Albert Willem Belgian, b. 1979
70 x 100 cm
Albert Willem is a contemporary figurative artist who lives and works in Brussels. He is best known for his naïve-styled paintings, rich with wit and humour, with a folksy and infantile element to their composition. His subjects are generally light-hearted, deliberately avoiding profound themes, with twists of the humour that is integral to Willem’s practice. His works, often painted in acrylics on original early 20th century canvases, often show ironic or larger-than-life moments in everyday life: people fighting at a wedding, dancing at a funeral, an infinite conga line. He draws also on humour as an over-compensation for his physiological and emotional fears, both past and present, including highly personal quirks like the panic he feels when confronted by a dance floor.

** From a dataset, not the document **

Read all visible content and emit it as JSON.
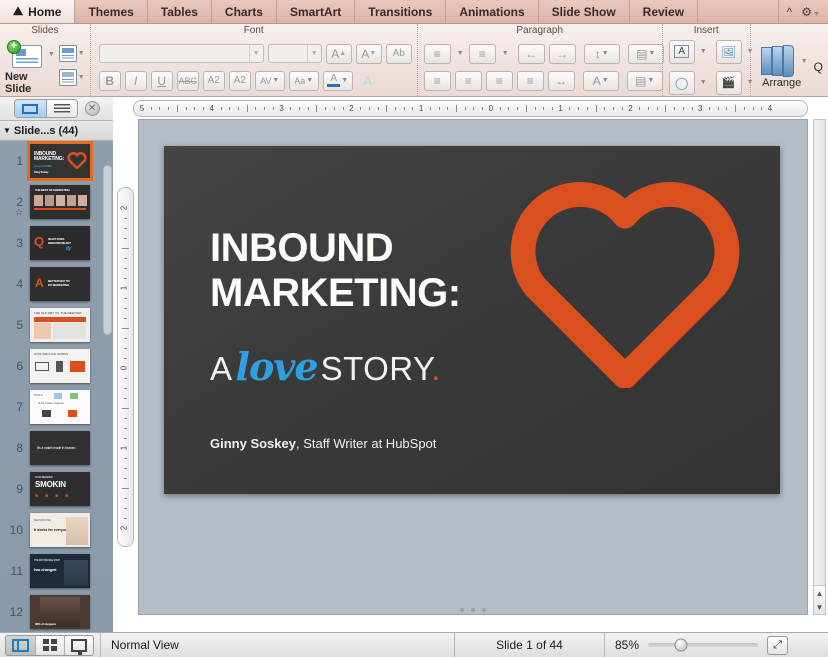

Willem’s paintings encompass a sense of his artistic lineage that can be traced
back through the works of LS Lowry, James Ensor and Breugel the Elder, all
artists that he greatly admires. Drawing down on Lowry’s artistic sense of
normalcy and primitivism, Willem brings a contemporary spin on this style by
depicting everyday life, without judgements of right or wrong, in 21st century
society.
Willem lives and works in Alsemberg, Belgium, and in recent years has exhibited
in Lenningen in Germany, in Moscow and in Antwerp.
He has said of his works: “I do not strive for perfection; on the contrary, I
try to avoid it because otherwise it undermines the humour.”